Acompanhando a novidade das mobilizações nacionais, as maiores manifestações da juventude ludovicense foram marcadas por uma ampla convocação virtual. Assim, o movimento “Vem Pra Rua São Luís” convidou mais de cem mil pessoas em sua página no Facebook, das quais quase 17 mil confirmaram presença no ato pela mobilidade urbana, no dia 19 de junho (4ª feira). Já o movimento “Acorda Maranhão” convocou 212 mil pessoas via internet, com mais de 37 mil confirmando presença na passeata do dia 22 (sábado), com extensa pauta: contra a PEC 37; por saúde, educação, segurança e transporte de qualidade; contra a corrupção; contra a oligarquia.
Esses dados não são discrepantes, quando comparados com imagens e estimativas de manifestantes: aproximadamente dez mil pessoas participaram do “Vem Pra Rua” e mais de 30 mil do “Acorda Maranhão”, ambos coordenados com intensa atividade virtual, com postagens instantâneas dos protestos no Twitter e Facebook, dentre outras redes sociais. As imagens da multidão na avenida Pedro II, protestando em frente ao Palácio dos Leões (governo estadual) e ao Palácio La Ravardiere (governo municipal) provavelmente marcarão a memória político-afetiva de toda a nova geração; da mesma forma o simbolismo de ocupar e “tomar de assalto” a ponte José Sarney, renomeada de Ponte do São Francisco pelo movimento “Acorda Maranhão” – um ato que uniu a luta da geração atual com as gerações anteriores de combatentes contra a oligarquia.

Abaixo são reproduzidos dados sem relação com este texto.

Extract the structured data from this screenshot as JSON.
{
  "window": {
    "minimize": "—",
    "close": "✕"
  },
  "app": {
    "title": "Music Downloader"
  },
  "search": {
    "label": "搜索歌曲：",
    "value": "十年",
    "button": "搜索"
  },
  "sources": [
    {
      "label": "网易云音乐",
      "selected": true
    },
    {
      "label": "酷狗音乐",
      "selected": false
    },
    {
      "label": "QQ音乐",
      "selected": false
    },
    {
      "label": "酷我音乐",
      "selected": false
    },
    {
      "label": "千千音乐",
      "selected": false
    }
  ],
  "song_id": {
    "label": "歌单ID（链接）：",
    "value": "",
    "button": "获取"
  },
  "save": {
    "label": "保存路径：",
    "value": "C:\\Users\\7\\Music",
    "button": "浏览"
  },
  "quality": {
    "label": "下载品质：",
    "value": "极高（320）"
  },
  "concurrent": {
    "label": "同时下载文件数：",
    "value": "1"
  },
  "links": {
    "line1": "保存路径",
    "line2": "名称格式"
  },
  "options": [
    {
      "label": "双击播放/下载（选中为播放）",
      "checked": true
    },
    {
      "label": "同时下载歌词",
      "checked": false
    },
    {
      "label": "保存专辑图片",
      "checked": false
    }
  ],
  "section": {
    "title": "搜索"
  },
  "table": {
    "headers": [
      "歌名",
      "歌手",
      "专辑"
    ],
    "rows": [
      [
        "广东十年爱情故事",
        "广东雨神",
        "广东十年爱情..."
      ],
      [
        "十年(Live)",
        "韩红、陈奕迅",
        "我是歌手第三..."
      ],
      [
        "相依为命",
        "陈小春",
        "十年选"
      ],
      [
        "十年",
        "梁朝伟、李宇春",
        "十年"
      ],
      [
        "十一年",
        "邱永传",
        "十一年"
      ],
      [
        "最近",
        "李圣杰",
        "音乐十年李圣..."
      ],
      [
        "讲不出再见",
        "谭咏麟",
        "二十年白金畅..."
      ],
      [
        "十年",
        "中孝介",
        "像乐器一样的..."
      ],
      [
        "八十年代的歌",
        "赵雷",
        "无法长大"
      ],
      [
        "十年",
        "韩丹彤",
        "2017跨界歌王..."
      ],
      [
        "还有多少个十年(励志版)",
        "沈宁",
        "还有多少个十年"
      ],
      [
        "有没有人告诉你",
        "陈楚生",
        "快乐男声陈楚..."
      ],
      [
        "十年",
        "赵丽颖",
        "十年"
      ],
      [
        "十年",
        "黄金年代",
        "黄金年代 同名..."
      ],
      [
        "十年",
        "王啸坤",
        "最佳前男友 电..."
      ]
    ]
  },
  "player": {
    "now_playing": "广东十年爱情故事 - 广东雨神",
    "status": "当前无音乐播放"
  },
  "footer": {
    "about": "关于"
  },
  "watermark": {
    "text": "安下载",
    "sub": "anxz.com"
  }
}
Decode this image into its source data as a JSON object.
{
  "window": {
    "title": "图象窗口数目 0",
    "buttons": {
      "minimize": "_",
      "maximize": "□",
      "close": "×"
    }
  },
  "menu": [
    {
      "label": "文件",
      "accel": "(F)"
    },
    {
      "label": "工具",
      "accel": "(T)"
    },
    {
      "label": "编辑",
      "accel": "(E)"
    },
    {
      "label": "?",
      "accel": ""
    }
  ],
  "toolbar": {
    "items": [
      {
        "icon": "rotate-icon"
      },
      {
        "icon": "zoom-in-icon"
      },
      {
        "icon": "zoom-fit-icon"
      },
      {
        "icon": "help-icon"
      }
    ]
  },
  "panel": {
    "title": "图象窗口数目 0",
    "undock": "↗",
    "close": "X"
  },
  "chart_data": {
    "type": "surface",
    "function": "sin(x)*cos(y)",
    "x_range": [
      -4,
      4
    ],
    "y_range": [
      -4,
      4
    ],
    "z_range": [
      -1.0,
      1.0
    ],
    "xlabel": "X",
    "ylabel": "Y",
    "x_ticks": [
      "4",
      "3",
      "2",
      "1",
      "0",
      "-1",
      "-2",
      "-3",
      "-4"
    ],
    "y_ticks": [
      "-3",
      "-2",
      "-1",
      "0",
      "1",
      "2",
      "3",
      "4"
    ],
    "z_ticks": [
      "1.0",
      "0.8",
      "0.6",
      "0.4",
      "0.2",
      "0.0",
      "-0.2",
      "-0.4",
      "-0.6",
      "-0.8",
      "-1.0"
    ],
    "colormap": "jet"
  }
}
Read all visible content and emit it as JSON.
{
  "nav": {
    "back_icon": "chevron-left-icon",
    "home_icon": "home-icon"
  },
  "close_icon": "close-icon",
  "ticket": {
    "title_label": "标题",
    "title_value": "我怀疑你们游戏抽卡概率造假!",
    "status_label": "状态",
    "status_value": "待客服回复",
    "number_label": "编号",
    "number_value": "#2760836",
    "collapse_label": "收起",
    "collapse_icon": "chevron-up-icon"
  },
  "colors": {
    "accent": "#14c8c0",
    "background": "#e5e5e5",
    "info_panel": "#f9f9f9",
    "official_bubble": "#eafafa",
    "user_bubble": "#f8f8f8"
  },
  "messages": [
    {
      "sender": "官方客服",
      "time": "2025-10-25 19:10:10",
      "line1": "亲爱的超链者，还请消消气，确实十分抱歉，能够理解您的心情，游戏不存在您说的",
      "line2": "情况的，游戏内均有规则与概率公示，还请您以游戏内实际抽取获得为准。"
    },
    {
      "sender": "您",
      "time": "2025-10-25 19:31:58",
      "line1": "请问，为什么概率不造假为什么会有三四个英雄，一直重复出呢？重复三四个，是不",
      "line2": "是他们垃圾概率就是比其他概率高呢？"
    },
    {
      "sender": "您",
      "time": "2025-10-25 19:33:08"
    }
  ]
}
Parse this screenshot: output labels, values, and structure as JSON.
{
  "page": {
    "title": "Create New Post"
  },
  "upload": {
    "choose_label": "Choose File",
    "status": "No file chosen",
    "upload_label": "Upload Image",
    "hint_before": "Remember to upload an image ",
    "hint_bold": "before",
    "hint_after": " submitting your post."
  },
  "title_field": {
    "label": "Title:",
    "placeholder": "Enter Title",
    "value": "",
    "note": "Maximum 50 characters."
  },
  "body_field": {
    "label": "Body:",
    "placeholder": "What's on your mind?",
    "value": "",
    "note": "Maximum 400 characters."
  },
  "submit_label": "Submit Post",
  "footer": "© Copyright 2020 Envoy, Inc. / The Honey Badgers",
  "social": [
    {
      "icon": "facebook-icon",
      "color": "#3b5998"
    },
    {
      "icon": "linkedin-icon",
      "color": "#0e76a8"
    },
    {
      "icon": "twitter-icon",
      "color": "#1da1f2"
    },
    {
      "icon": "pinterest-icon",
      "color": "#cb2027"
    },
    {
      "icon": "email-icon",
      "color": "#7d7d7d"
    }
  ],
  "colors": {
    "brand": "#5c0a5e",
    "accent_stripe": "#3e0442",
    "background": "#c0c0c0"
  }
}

Houve uma dezena de protestos de novo tipo (divulgação nas redes sociais, horizontalidade, pautas múltiplas), os quais se conjugaram muitas vezes a formas mais tradicionais de ação coletiva, quer convocadas por movimentos sociais e partidos de esquerda (movimento “Periferia vai ao centro”, em 25 de junho), quer eclodindo como protestos nos bairros populares (puxados por associações de moradores ou similares) contra as péssimas condições das vias públicas (a cidade já foi comparada à lua, pelo número de crateras), a deficiência do sistema de transportes (uma caixa preta, marcada pelo monopólio dos péssimos serviços por poucas empresas), a insegurança pública (São Luís se tornou uma das cidades mais violentas do país), a falta de água crônica na capital (por descaso e falta de investimentos no setor), ou ainda a situação específica da escola ou posto de saúde da comunidade.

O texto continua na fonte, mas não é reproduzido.